Treatment of GBS may require a multidisciplinary approach and may vary for each patient. Early diagnosis and treatment can positively impact the course and outcome of the disease. Post-treatment follow-up and rehabilitation are important to improve the patient's quality of life.

What are the risk factors for Guillain-Barré Syndrome?

Risk factors for Guillain-Barré Syndrome include:

• Campylobacter jejuni: This bacterium is one of the infections that precedes the onset of disease in the majority of GBS patients.
• Viral infections: Viral infections such as Cytomegalovirus (CMV), Epstein Barr Virus (EBV), Haemophilus influenza virus, Mycoplasma pneumonia, HIV and Herpesvirus can trigger GBS.
• Hepatitis viruses: Hepatitis A, B, C, and E viruses may also increase the risk of GBS.
• Vaccines: The risk of GBS, particularly associated with influenza, rabies, and tetanus vaccines, is very low. However, if GBS develops after vaccination, re-administration of the same vaccine should be avoided.
• Surgical interventions: In some cases, surgical interventions can lead to GBS.
• Certain medications: The use of certain medications may also increase the risk of GBS.
• Coronavirus infection and vaccines: COVID-19 disease or COVID-19 vaccines may also increase the risk of GBS in rare cases. However, it's important to understand that this risk is quite low compared to other health risks arising from the disease itself.

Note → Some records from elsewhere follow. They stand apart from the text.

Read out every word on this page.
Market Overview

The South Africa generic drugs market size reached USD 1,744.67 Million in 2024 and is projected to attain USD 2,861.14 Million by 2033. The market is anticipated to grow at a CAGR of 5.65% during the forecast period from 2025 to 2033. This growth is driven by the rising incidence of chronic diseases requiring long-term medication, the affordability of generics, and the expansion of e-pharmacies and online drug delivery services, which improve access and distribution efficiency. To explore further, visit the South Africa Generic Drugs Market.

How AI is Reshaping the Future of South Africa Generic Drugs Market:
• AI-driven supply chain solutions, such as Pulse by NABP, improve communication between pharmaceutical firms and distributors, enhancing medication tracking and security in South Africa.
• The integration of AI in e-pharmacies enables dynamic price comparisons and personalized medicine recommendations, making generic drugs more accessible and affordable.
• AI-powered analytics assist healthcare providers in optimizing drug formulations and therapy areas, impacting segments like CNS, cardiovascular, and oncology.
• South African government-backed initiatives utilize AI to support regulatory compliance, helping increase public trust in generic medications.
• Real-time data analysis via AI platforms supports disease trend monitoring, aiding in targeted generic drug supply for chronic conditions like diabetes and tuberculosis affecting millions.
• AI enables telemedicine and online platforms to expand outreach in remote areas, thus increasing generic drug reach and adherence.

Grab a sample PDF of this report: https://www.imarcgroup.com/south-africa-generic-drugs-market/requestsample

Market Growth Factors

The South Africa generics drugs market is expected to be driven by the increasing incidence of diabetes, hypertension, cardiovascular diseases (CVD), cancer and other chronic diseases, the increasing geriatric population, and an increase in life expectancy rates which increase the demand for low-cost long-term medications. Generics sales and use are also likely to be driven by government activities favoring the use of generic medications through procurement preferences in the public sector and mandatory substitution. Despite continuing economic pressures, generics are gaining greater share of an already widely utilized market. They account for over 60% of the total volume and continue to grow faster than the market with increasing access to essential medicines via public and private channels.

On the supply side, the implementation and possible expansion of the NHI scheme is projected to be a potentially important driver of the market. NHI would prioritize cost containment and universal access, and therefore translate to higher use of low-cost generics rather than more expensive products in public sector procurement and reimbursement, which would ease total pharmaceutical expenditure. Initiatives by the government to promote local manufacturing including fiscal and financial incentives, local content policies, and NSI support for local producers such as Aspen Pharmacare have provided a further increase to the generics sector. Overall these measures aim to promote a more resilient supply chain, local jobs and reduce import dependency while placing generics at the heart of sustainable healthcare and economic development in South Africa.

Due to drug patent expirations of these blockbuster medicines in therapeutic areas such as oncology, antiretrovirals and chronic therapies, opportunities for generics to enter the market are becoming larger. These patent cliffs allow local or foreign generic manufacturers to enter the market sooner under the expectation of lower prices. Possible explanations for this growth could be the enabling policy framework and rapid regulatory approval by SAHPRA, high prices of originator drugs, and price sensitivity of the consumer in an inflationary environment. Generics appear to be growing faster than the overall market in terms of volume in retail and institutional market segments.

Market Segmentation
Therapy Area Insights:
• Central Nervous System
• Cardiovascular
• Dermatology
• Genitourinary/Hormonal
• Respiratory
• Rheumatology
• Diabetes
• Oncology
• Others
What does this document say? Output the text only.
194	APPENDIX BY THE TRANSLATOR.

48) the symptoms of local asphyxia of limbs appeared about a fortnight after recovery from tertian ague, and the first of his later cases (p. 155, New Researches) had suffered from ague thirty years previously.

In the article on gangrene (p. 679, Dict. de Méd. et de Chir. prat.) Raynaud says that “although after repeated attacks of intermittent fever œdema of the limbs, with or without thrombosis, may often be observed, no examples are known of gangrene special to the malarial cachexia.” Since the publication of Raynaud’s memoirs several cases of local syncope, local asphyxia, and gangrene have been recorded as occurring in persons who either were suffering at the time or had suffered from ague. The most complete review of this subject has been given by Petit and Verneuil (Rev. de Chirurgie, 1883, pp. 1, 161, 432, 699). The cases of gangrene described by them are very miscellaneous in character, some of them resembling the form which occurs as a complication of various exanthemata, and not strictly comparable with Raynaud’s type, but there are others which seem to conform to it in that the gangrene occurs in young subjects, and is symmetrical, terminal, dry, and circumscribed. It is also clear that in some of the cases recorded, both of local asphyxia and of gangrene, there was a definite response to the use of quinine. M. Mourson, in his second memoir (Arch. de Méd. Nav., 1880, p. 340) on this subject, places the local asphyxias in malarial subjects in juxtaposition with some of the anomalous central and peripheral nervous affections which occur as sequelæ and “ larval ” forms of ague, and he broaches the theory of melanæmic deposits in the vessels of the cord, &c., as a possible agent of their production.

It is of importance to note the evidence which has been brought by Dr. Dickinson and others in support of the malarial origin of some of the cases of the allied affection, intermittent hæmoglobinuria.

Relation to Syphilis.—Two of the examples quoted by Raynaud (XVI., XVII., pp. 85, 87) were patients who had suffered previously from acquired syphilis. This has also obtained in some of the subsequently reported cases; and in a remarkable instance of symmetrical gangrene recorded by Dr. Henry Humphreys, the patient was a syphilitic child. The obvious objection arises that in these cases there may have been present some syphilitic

In summary, it is known that factors such as multiple infections, certain viral diseases, vaccines, surgical interventions, and certain medications may play a role in the development of GBS. However, the likelihood of these factors increasing the risk of GBS is generally low.

Does Guillain-Barré syndrome go away on its own?

Guillain-Barré Syndrome is a disease that does not heal on its own. Patients' condition is often serious and can be life-threatening. Therefore, medical intervention is necessary, and hospital follow-up under medical supervision is essential. Early diagnosis and treatment are critical in preventing disease progression and the development of serious complications.

Is there an alternative method that can help Guillain-Barré syndrome?

Treatment for Guillain-Barré Syndrome generally includes effective immunological therapies (IVIG and plasmapheresis) and supportive therapies (respiratory support, physical therapy, etc.). However, there are no known effective alternative treatments. Therefore, medical intervention and medical supervision are the primary treatment options for GBS.